Among the most common occupations are engineer and computer scientist. Many physics bachelors also teach science in secondary schools. Over time, physics bachelors are often promoted into positions that involve managing projects, people, and budgets.
What do physics masters do?
Physics masters work primarily in science, engineering, and education, although their occupations differ sharply by employment setting. Physics masters are, in general, more likely than bachelors to be hired into positions with supervisory responsibility and frequently use advanced knowledge and technical skills to solve complex problems.
What do PhDs do?
There are about 35,000 physics PhDs in the workforce. Nearly half of physics PhDs work in academia. Slightly less work in the private sector in corporate labs conducting long-term research. About one-quarter of physics PhDs work in Federally Funded Research and Development Centers, government laboratories, or federal agencies with a scientific mission. Most of these physicists are engaged in long-term research, but a variety of other activities including management and policy formation is also common.

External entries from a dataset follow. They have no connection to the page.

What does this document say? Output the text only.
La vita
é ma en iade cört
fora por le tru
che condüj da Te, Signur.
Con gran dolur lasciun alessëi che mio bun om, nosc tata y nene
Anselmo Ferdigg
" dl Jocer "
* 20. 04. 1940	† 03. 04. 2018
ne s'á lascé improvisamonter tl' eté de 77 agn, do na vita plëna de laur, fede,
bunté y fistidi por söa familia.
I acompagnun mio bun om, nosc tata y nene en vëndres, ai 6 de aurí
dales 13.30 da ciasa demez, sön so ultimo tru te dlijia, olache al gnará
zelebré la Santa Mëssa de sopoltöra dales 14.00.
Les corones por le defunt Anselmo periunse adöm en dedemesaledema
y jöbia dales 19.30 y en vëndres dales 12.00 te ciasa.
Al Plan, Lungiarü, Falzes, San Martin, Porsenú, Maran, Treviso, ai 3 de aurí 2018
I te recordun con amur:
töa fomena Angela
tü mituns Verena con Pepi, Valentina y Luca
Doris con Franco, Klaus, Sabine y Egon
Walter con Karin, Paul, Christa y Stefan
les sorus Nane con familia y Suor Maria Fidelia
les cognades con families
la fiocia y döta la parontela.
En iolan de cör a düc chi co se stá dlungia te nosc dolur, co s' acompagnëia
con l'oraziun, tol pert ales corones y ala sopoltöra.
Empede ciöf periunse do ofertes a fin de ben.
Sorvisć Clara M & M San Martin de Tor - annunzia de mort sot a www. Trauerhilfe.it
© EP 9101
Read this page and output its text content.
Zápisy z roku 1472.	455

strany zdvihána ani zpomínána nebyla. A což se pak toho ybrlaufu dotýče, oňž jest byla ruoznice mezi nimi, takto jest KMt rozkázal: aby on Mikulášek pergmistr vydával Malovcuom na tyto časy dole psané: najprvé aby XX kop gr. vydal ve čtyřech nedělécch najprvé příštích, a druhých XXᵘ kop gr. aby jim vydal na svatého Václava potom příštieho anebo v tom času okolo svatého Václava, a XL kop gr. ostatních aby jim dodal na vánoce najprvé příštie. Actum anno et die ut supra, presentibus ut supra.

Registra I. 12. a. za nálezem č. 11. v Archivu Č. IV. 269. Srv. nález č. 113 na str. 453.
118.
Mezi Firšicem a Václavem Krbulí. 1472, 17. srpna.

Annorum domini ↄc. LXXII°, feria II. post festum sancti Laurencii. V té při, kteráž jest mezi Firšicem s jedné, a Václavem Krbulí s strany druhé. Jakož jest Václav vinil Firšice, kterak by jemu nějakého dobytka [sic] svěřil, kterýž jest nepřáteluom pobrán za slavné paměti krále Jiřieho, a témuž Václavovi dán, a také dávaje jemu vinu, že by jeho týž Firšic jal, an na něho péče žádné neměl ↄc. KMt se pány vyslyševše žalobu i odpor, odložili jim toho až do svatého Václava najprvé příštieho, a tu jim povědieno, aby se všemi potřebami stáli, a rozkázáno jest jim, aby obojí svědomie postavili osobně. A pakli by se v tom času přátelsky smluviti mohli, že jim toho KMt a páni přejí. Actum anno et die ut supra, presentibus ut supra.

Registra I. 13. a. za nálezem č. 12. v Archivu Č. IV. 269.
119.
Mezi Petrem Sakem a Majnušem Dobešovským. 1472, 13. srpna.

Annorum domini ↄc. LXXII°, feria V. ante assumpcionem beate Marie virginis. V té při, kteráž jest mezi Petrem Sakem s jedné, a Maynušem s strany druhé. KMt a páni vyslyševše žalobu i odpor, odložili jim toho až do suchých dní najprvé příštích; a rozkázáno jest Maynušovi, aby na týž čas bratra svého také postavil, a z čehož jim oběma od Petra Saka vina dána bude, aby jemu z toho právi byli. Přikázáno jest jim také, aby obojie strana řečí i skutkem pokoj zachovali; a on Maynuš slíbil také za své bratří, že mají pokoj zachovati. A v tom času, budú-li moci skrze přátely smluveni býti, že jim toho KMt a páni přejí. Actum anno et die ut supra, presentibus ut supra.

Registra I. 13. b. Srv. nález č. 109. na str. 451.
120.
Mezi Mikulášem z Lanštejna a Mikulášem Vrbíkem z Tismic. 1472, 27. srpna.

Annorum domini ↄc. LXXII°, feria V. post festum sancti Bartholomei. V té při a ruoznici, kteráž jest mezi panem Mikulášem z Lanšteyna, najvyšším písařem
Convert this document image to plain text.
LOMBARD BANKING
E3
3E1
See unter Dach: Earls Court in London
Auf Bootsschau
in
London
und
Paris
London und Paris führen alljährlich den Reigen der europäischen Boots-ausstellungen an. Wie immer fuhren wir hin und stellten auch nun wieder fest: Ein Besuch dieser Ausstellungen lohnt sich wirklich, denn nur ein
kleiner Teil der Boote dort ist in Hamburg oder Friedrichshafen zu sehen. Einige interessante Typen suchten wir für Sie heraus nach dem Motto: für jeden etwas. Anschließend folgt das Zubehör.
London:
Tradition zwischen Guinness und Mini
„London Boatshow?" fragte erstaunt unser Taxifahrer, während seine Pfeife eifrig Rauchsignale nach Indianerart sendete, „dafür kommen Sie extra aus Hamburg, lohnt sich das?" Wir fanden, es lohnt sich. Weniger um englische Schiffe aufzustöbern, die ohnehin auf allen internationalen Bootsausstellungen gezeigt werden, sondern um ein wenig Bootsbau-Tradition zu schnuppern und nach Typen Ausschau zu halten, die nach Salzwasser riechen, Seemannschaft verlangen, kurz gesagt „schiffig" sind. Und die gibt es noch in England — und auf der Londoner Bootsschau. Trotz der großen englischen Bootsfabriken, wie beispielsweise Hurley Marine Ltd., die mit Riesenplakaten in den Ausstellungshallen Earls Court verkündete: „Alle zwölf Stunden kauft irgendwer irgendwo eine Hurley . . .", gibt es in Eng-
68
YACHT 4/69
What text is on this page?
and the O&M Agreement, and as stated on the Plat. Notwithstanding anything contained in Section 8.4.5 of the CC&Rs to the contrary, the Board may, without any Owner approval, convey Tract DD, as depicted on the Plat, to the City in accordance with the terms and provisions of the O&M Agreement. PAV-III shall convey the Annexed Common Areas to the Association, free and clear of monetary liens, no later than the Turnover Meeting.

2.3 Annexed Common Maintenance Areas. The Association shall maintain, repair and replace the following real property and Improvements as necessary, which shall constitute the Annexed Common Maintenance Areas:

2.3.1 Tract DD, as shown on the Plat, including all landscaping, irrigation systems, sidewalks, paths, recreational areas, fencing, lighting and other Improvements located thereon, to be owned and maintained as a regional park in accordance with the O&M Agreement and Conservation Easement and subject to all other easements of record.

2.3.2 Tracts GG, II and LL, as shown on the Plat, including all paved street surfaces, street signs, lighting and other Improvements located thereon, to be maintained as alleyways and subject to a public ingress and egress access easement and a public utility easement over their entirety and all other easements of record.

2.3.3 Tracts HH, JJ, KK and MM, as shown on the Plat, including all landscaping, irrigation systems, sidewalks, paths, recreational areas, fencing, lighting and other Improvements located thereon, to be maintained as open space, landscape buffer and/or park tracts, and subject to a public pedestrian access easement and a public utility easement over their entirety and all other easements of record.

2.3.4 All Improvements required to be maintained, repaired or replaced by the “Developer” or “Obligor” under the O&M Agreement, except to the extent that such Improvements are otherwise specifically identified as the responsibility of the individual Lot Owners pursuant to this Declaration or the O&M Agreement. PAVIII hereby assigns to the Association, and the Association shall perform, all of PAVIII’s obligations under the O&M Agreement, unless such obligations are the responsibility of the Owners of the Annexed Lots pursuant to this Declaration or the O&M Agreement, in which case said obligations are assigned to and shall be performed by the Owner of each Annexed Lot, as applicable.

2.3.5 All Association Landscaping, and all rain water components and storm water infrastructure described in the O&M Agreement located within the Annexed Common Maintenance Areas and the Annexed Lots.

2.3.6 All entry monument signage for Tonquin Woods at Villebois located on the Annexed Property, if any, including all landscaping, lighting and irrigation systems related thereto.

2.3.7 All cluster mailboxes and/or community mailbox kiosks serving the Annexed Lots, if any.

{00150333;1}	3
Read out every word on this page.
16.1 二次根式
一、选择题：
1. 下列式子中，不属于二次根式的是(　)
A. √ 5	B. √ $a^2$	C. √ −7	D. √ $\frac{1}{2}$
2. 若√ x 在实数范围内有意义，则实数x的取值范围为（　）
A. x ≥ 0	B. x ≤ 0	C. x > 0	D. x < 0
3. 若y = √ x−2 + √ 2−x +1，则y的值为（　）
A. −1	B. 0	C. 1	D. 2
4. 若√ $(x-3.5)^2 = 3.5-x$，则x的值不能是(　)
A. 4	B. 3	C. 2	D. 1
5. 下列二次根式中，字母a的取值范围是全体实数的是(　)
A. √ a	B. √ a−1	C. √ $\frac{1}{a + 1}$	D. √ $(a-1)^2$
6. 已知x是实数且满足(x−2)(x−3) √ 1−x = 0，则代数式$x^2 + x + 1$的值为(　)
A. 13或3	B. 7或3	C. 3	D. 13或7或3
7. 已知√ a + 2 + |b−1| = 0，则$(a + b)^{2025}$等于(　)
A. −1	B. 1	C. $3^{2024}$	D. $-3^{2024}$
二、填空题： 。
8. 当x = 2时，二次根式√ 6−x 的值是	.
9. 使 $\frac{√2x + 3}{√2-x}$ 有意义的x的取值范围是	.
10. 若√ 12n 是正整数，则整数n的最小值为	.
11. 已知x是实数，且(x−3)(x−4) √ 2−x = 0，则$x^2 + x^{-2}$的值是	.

What kind of environment do physicists work in?
Most physicists work in a team environment, regardless of their highest degree or where they are employed. Even basic research at the PhD level is typically a team effort. As your years of experience and degree level increases, so does the likelihood that you will be supervising a team.
In the private sector, most physicists work in cross-disciplinary teams. These commonly include engineers, materials scientists, chemists, computer specialists, mathematicians, and administrators. These individuals are brought together because of their unique perspectives and skills to help solve a specific problem.
Within the autonomous private sector (self-employed, consulting, and other small business), many people with physics degrees report that they work independently. However, this largely reflects the fact that the companies in which they work are simply too small for a team environment. In this sector, a significant amount of a physicist's time is usually devoted to customer and client interaction.
What skills do physicists use most frequently?
Virtually all physics bachelors report that they are frequently engaged in problem solving, typically complex technical problems. Interpersonal skills are cited one of the most important skills as well since most physics bachelors are involved with one or more of the following: working in a team, supervising a team, working with customers and clients, or interacting with students.
Computer-related ability, management ability, and technical writing ability are other skills physicists typically use.